Les historiens situent cette période de 1945 à 1973, soit de la fin de la Deuxième guerre mondiale jusqu’à l’imposition des pétrodollars par la brave démocratie yankee vivant au-dessus de ses moyens. Ceci est une vision idiote et simpliste ne fonctionnant que sur le papier. Dans les faits, la période faste ne commence qu’au début des années cinquante et s’étiole gentiment du milieu des années nonante jusqu’aux surprimes de 2008. Ces universitaires s’imaginent-ils que les gens encenseraient les années quatre-vingt si notre confort s’était effondré en 1974? Ces diplômés prennent poliment les individus lambda pour des cons.

Une association, baptisée Glorieux Héritages (GH), cherche à sacraliser certains bâtiments construit à cette époque. Les clapiers à lapins décrépi de la rue Numa-Droz 196 à 208 (Numaga) et le building (19)54 de la rue du Bois-Noir 15 à 23 en font partie, prouvant encore une fois que le prestige peut s’abstenir d’être noble ou élégant, comme le rêve américain.

Ne sont-ils pas triomphants?

Si vous connaissez des gens soutenant cette revendication, alors demandez-leurs pourquoi est-ce qu’ils n’habitent pas là. Cette démarche sadomasochiste est un juste milieu entre les psychopathes prenant plaisir à revenir sur les lieux de leurs crimes et les victimes atteintes du syndrome de Stockholm, des couples infernaux.

Pavé de bonnes intentions

L’architecte Boris Evard est à l’origine de ce «patrimoine béton au Panthéon» de fort mauvais goût. Cela fait partie de notre actuelle dégénérescence: aimer la techno par nostalgie d’un travail à la chaîne volé par des robots; trouver dans la noblesse dans les comics books américains; les concepts de «culture pubs» et d’hyper-artistes; les LGBT(QQIAAP…) invités dans les classes d’écoles; des graines stériles de maïs contenant des gènes de poissons pour sauver le monde; apprendre ce qu’est un anulingus à des gamins de dix ans; des taxes pour contrer le réchauffement climatique; des I.A. pour nous expliquer comment nous torcher l’cul; …

Ces bâtiments sont moches, mal agencés, mal isolés, remplis de matériaux malsains voire cancérigènes et impossibles à rénover durablement. Sauvons ces glorieux trésors! Le pire, c’est que rien ne permet d’affirmer que ces gens ne soient pas honnêtes et sincères dans leurs revendications, c’est une tragédie grecque. Cela rappel la démarche de Guillaume Nusslé avec son livre de 1943 intitulé «Essai sur la Chaux-de-Fonds».

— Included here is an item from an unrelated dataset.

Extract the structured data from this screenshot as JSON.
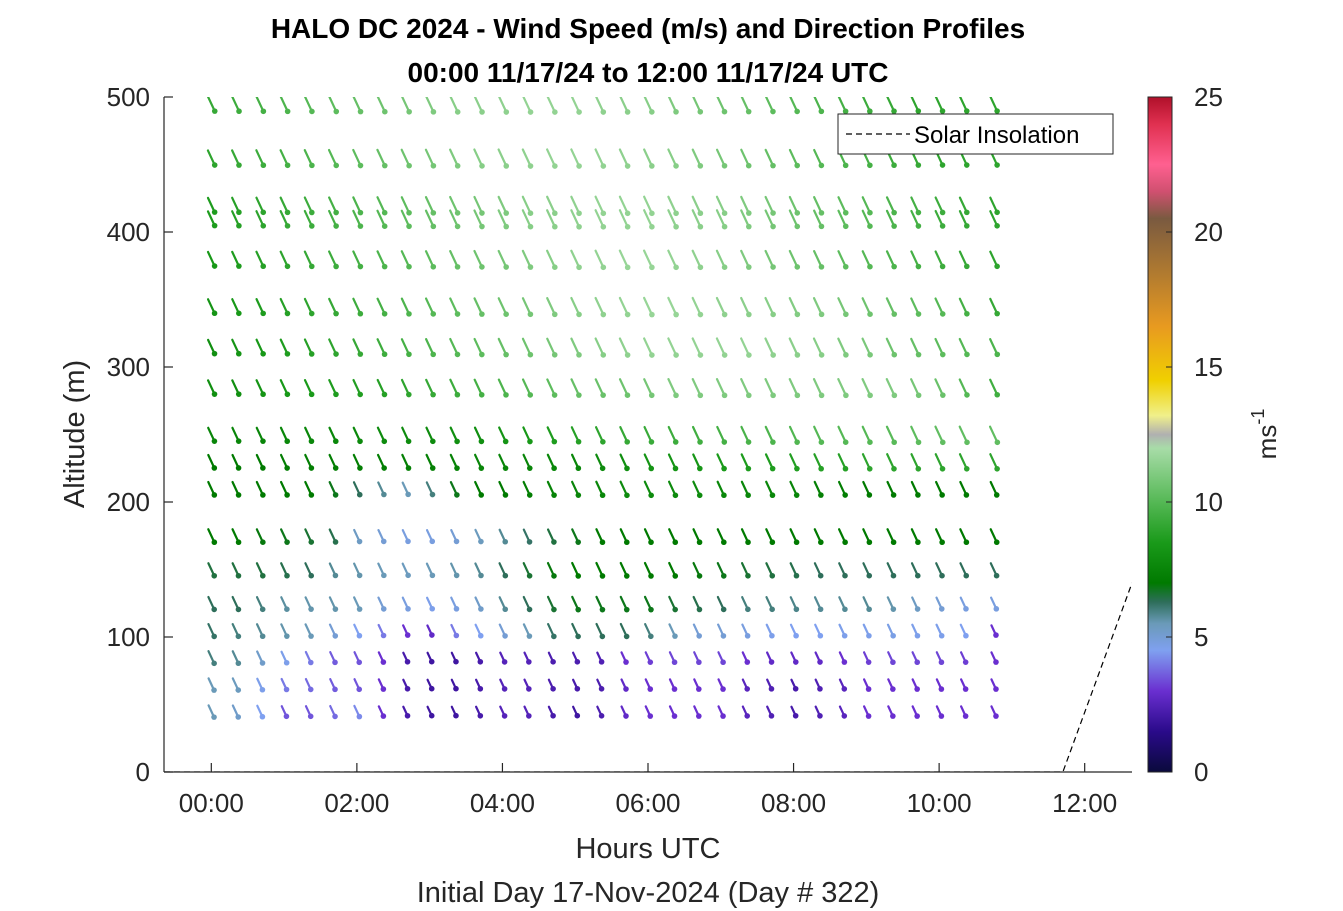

Projet de Guillaume Nusslé

La proposition de monsieur Nusslé était absurde, puisqu’il s’agissait de détruire un bon nombre d’anciens immeubles, dont celui de 1680 de Grenier 8-10, afin de reconstruire d’autres bâtiments soi-disant mieux adapté à la circulation routière. Ces nouvelles maisons auraient ensuite été qualifiées de vieille réserve et protégées.

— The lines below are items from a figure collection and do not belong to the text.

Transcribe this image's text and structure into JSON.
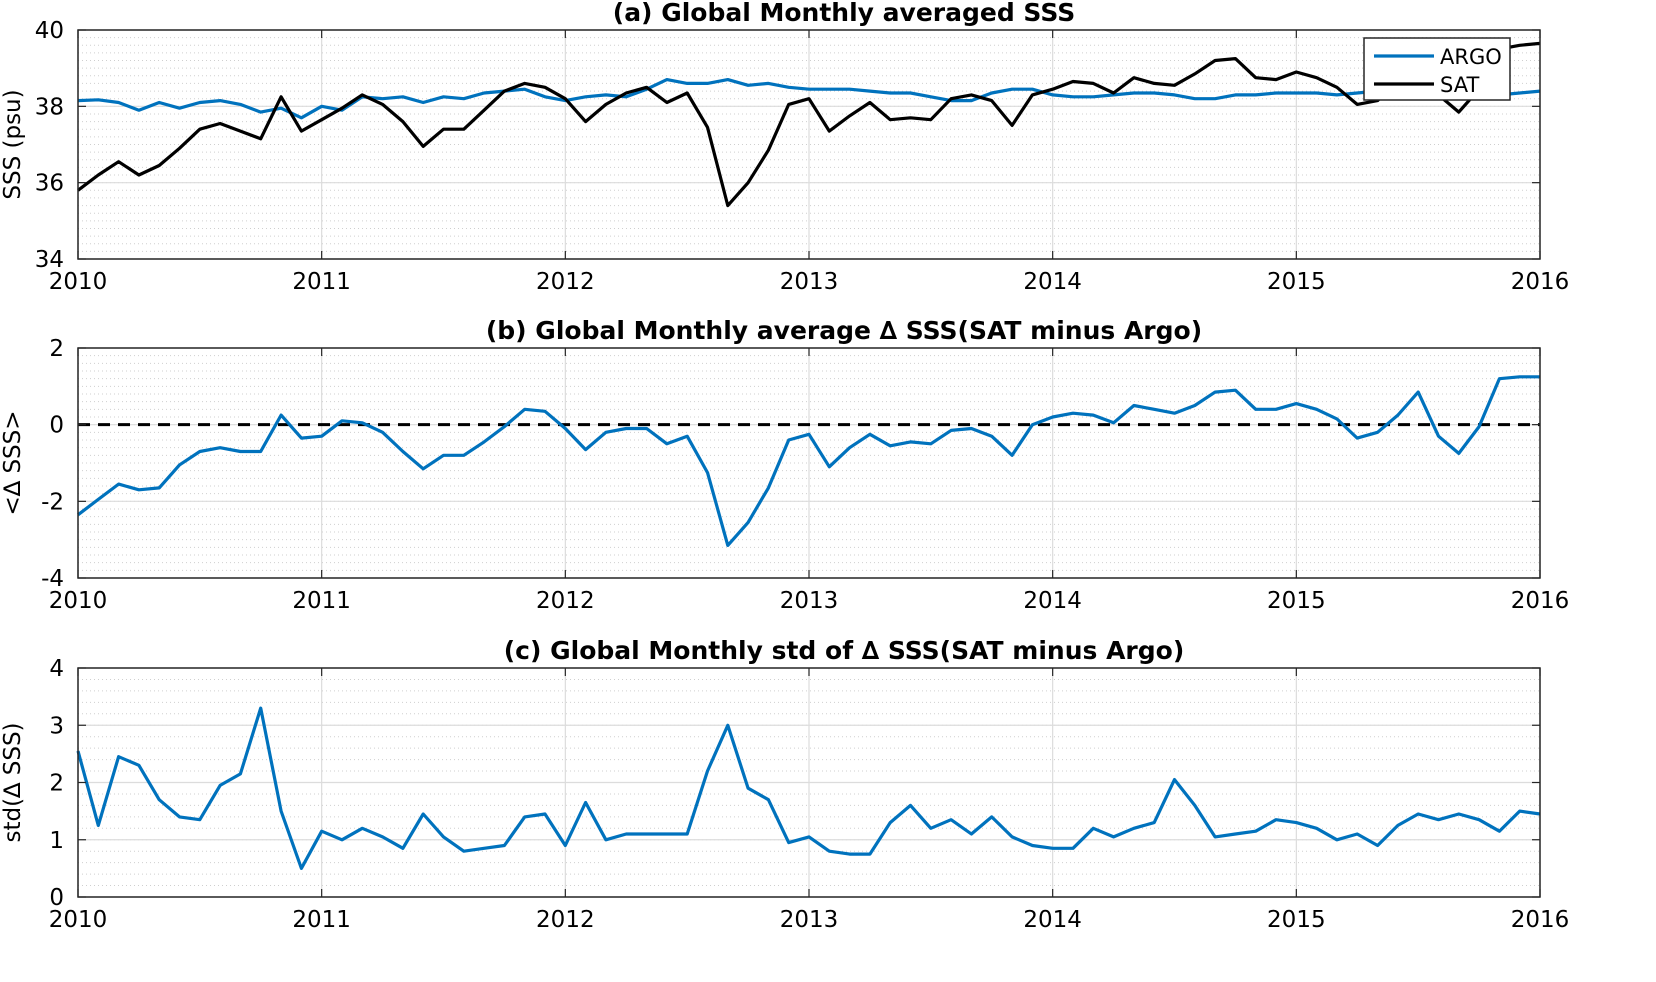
{
  "colors": {
    "argo": "#0072BD",
    "sat": "#000000",
    "delta": "#0072BD",
    "zero_line": "#000000",
    "grid": "#dcdcdc",
    "minor_grid": "#cfcfcf"
  },
  "chart_data": [
    {
      "type": "line",
      "title": "(a) Global Monthly averaged SSS",
      "ylabel": "SSS (psu)",
      "xlim": [
        2010,
        2016
      ],
      "ylim": [
        34,
        40
      ],
      "xticks": [
        "2010",
        "2011",
        "2012",
        "2013",
        "2014",
        "2015",
        "2016"
      ],
      "yticks": [
        "34",
        "36",
        "38",
        "40"
      ],
      "grid": true,
      "legend_position": "top-right",
      "x_start": 2010.0,
      "x_step_years": 0.0833333,
      "series": [
        {
          "name": "ARGO",
          "color_key": "argo",
          "values": [
            38.15,
            38.17,
            38.1,
            37.9,
            38.1,
            37.95,
            38.1,
            38.15,
            38.05,
            37.85,
            37.95,
            37.7,
            38.0,
            37.9,
            38.25,
            38.2,
            38.25,
            38.1,
            38.25,
            38.2,
            38.35,
            38.4,
            38.45,
            38.25,
            38.15,
            38.25,
            38.3,
            38.25,
            38.45,
            38.7,
            38.6,
            38.6,
            38.7,
            38.55,
            38.6,
            38.5,
            38.45,
            38.45,
            38.45,
            38.4,
            38.35,
            38.35,
            38.25,
            38.15,
            38.15,
            38.35,
            38.45,
            38.45,
            38.3,
            38.25,
            38.25,
            38.3,
            38.35,
            38.35,
            38.3,
            38.2,
            38.2,
            38.3,
            38.3,
            38.35,
            38.35,
            38.35,
            38.3,
            38.35,
            38.4,
            38.35,
            38.3,
            38.3,
            38.35,
            38.35,
            38.3,
            38.35,
            38.4
          ]
        },
        {
          "name": "SAT",
          "color_key": "sat",
          "values": [
            35.8,
            36.2,
            36.55,
            36.2,
            36.45,
            36.9,
            37.4,
            37.55,
            37.35,
            37.15,
            38.25,
            37.35,
            37.65,
            37.95,
            38.3,
            38.05,
            37.6,
            36.95,
            37.4,
            37.4,
            37.9,
            38.4,
            38.6,
            38.5,
            38.2,
            37.6,
            38.05,
            38.35,
            38.5,
            38.1,
            38.35,
            37.45,
            35.4,
            36.0,
            36.85,
            38.05,
            38.2,
            37.35,
            37.75,
            38.1,
            37.65,
            37.7,
            37.65,
            38.2,
            38.3,
            38.15,
            37.5,
            38.3,
            38.45,
            38.65,
            38.6,
            38.35,
            38.75,
            38.6,
            38.55,
            38.85,
            39.2,
            39.25,
            38.75,
            38.7,
            38.9,
            38.75,
            38.5,
            38.05,
            38.15,
            38.7,
            38.55,
            38.3,
            37.85,
            38.45,
            39.5,
            39.6,
            39.65
          ]
        }
      ]
    },
    {
      "type": "line",
      "title": "(b) Global Monthly average ∆ SSS(SAT minus Argo)",
      "ylabel": "<∆ SSS>",
      "xlim": [
        2010,
        2016
      ],
      "ylim": [
        -4,
        2
      ],
      "xticks": [
        "2010",
        "2011",
        "2012",
        "2013",
        "2014",
        "2015",
        "2016"
      ],
      "yticks": [
        "-4",
        "-2",
        "0",
        "2"
      ],
      "grid": true,
      "zero_line": true,
      "x_start": 2010.0,
      "x_step_years": 0.0833333,
      "series": [
        {
          "color_key": "delta",
          "values": [
            -2.35,
            -1.95,
            -1.55,
            -1.7,
            -1.65,
            -1.05,
            -0.7,
            -0.6,
            -0.7,
            -0.7,
            0.25,
            -0.35,
            -0.3,
            0.1,
            0.05,
            -0.2,
            -0.7,
            -1.15,
            -0.8,
            -0.8,
            -0.45,
            -0.05,
            0.4,
            0.35,
            -0.1,
            -0.65,
            -0.2,
            -0.1,
            -0.1,
            -0.5,
            -0.3,
            -1.25,
            -3.15,
            -2.55,
            -1.65,
            -0.4,
            -0.25,
            -1.1,
            -0.6,
            -0.25,
            -0.55,
            -0.45,
            -0.5,
            -0.15,
            -0.1,
            -0.3,
            -0.8,
            0.0,
            0.2,
            0.3,
            0.25,
            0.05,
            0.5,
            0.4,
            0.3,
            0.5,
            0.85,
            0.9,
            0.4,
            0.4,
            0.55,
            0.4,
            0.15,
            -0.35,
            -0.2,
            0.25,
            0.85,
            -0.3,
            -0.75,
            -0.05,
            1.2,
            1.25,
            1.25
          ]
        }
      ]
    },
    {
      "type": "line",
      "title": "(c) Global Monthly std of ∆ SSS(SAT minus Argo)",
      "ylabel": "std(∆ SSS)",
      "xlim": [
        2010,
        2016
      ],
      "ylim": [
        0,
        4
      ],
      "xticks": [
        "2010",
        "2011",
        "2012",
        "2013",
        "2014",
        "2015",
        "2016"
      ],
      "yticks": [
        "0",
        "1",
        "2",
        "3",
        "4"
      ],
      "grid": true,
      "x_start": 2010.0,
      "x_step_years": 0.0833333,
      "series": [
        {
          "color_key": "delta",
          "values": [
            2.55,
            1.25,
            2.45,
            2.3,
            1.7,
            1.4,
            1.35,
            1.95,
            2.15,
            3.3,
            1.5,
            0.5,
            1.15,
            1.0,
            1.2,
            1.05,
            0.85,
            1.45,
            1.05,
            0.8,
            0.85,
            0.9,
            1.4,
            1.45,
            0.9,
            1.65,
            1.0,
            1.1,
            1.1,
            1.1,
            1.1,
            2.2,
            3.0,
            1.9,
            1.7,
            0.95,
            1.05,
            0.8,
            0.75,
            0.75,
            1.3,
            1.6,
            1.2,
            1.35,
            1.1,
            1.4,
            1.05,
            0.9,
            0.85,
            0.85,
            1.2,
            1.05,
            1.2,
            1.3,
            2.05,
            1.6,
            1.05,
            1.1,
            1.15,
            1.35,
            1.3,
            1.2,
            1.0,
            1.1,
            0.9,
            1.25,
            1.45,
            1.35,
            1.45,
            1.35,
            1.15,
            1.5,
            1.45
          ]
        }
      ]
    }
  ]
}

Certains des édifices des 30 glorieuses sont effectivement historiques, il s’agirait de faire la part des choses sérieusement. Qui va payer des rénovations aux coûts exorbitants afin d’aller vivre dans des cages à lapins? Certainement pas des loques à terre.

Notre démocratie parfaite

Au départ, le but de cet article était d’enquêter sur un éventuel copinage entre les autorités des années 50 et les sociétés immobilières (S. I.) responsables des massacres des numéros 20, 22, 24 et 27 de la rue du Grenier. Pour cela, il aurait fallu comparer les noms des politiciens avec ceux des S. I. Mettre la main sur la totalité des listes de noms constituants les conseils communaux, les conseils généraux et les conseils d’états de 1945 à 1960 est déjà ardu, mais faisable. Par contre, avoir accès à aux noms des ayants-droits des quatre Sociétés Anonymes impliquées est plus laborieux que les douze travaux d’Astérix. Seule des enquêtes détaillées au Registre du Commerce allant au-delà de nos moyens limités, permettraient de réfuter ou confirmer notre hypothèse.
Notre système hypocrite peut bien donner des leçons de démocratie à Vladimir Poutine et des exemples de libertés d’expressions aux musulmans afin de s’auto convaincre de sa noble supériorité, mais tout le monde n’est pas dupe. Peut-être sommes-nous dans une démoncratie ou dans une version démo?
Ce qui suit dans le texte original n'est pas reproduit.